The merchandise trade deficit was $993 million in January, Statistics Canada said today.
Economists surveyed by Bloomberg forecast a January deficit of $1 billion. The Ottawa-based agency also increased its estimate for the December deficit, which was the first since 1976, to $652 million from an initially reported $458 million.
Canada's trade balance has swung from a surplus of more than $5 billion in August as commodity prices dropped and U.S. consumers slowed purchases of cars and homes.
The mood was more optimistic overseas as investors in Japan and China took heart from renewed hopes of economic stimulus efforts.
Chinese Premier Wen Jiabao said the government is ready to roll out even more measures, while Japan's prime minister is calling for a new stimulus package.

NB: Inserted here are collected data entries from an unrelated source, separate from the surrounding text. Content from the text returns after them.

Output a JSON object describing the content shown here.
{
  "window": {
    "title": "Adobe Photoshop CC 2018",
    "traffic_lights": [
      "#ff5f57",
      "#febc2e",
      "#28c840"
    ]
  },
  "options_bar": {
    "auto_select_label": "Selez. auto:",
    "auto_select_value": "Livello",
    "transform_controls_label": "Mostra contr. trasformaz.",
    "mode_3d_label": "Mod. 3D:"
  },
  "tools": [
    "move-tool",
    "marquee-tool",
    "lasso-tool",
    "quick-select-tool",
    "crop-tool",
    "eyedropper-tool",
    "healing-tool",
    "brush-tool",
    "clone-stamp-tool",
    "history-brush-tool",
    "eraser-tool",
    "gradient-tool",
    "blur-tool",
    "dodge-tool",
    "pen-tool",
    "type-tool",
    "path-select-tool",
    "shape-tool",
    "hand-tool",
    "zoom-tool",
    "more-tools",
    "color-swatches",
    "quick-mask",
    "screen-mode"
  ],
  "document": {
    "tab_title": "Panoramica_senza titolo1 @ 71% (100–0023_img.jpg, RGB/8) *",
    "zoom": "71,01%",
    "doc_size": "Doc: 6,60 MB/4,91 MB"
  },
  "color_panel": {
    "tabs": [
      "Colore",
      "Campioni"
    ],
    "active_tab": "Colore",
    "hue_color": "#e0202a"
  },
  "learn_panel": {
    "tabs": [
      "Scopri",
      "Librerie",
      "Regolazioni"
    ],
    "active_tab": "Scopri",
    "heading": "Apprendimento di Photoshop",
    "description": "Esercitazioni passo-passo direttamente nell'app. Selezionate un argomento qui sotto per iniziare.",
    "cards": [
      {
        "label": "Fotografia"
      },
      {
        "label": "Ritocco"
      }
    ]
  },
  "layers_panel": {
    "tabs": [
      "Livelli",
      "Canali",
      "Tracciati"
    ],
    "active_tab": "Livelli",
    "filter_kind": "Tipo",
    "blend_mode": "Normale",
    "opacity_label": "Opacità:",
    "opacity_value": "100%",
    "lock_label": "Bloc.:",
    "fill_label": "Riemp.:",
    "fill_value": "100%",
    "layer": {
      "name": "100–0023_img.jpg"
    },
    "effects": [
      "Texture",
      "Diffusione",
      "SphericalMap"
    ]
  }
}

The Canadian dollar gained 0.2 cents early on Friday at 78.45 cents U.S.
BAYSTREET
Of the 13 TSX sub-groups, 10 were in negative territory as the luncheon bell rang. Metals and mining was down the chute 2.6%, information technology was down 1.5%, energy off 1.3%.

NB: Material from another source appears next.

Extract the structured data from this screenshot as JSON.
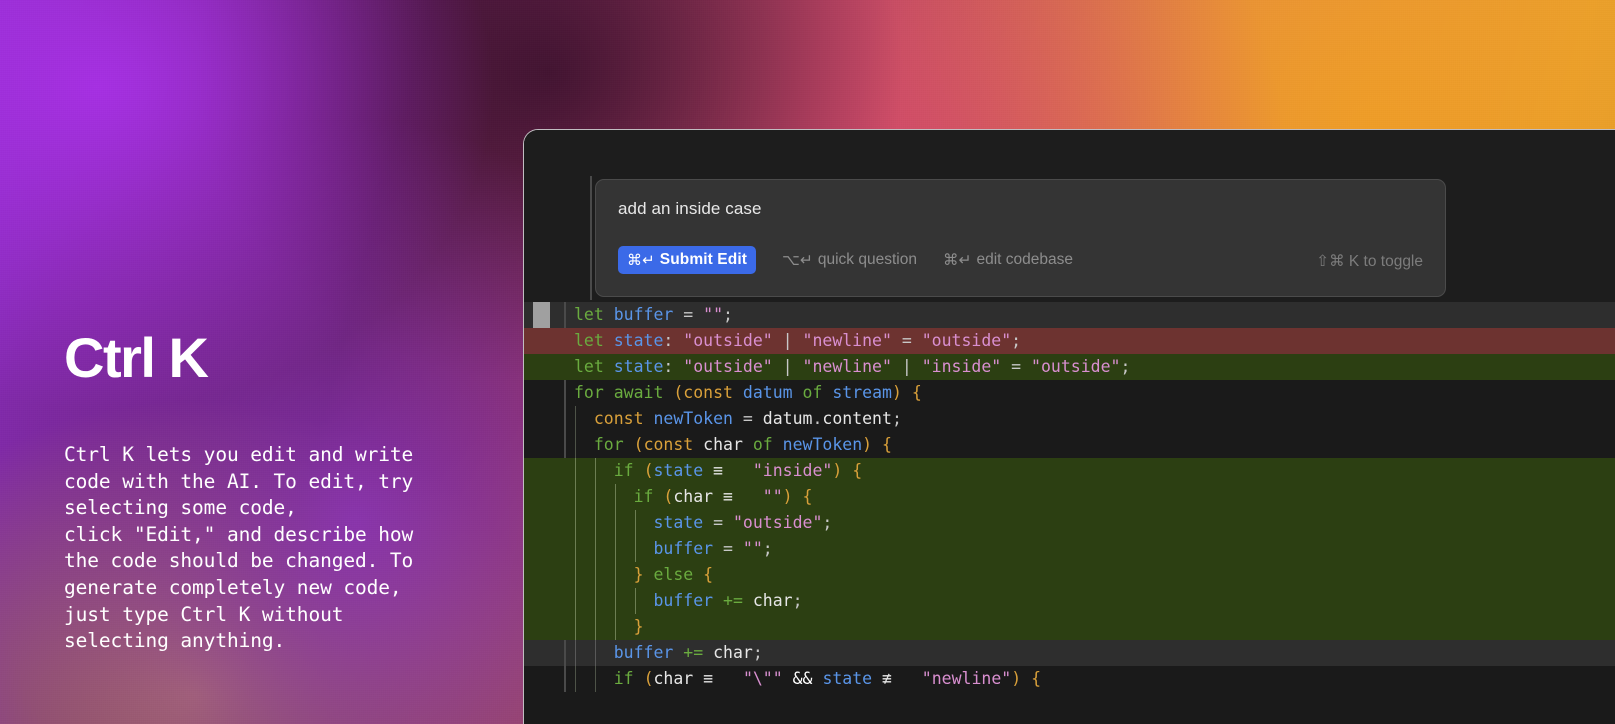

The three winning groups were led by telecoms, up 0.9%, health-care and utilities up less than 0.1%.
The TSX Venture Exchange picked up 1.1 points to 844.54, while the Nasdaq Canada index tailed off 16.79 points to 399.85
ON WALLSTREET
New York's Dow Jones industrial average had slid 32.98 points by noon to 7,137.08, after three consecutive sessions in which the big board took on 9% more strength.

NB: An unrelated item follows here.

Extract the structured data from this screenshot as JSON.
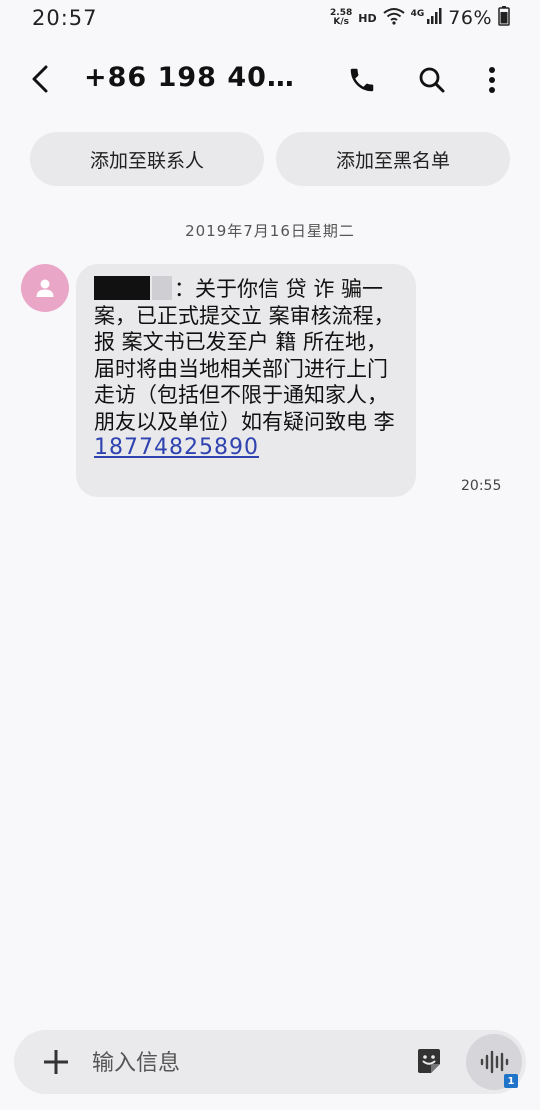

The S&P 500 index surrendered 5.57 points to 745.17, while the Nasdaq composite index lost 14.99 to 1,411.11
Reports that Citi chairman Richard Parsons said his bank doesn't need additional government support after receiving three bailouts had earlier helped lift financial stocks.
Encouraging comments from Bank of America Corp.'s chief executive Ken Lewis added to the optimistic tone. Lewis said his bank was profitable in January and February. On Tuesday, news that Citigroup was having its best quarter since 2007 started the rally.
Uncertainty about the financial system's future has been the driving force behind the unrelenting selling that has plagued investors for weeks. Investors were also encouraged by signs that China may be ready to add to already announced stimulus efforts.
Analysts caution that this week's rally has also been fed by short covering, which occurs when investors are forced to buy stock to replace shares they borrowed and then sold on expectations of a decline.
AOL, a unit of media conglomerate Time Warner, named Google executive Tim Armstrong as its new president. The move was seen by analysts as an indication that Time Warner - the parent of CNNMoney.com - is eager to prepare the ailing AOL for a spinoff or sale.
Economically speaking, before the start of trading, the Commerce Department reported that the January trade deficit was $36 billion U.S. in January. That's the lowest figure since October 2002, when the trade deficit was $35.2 billion U.S.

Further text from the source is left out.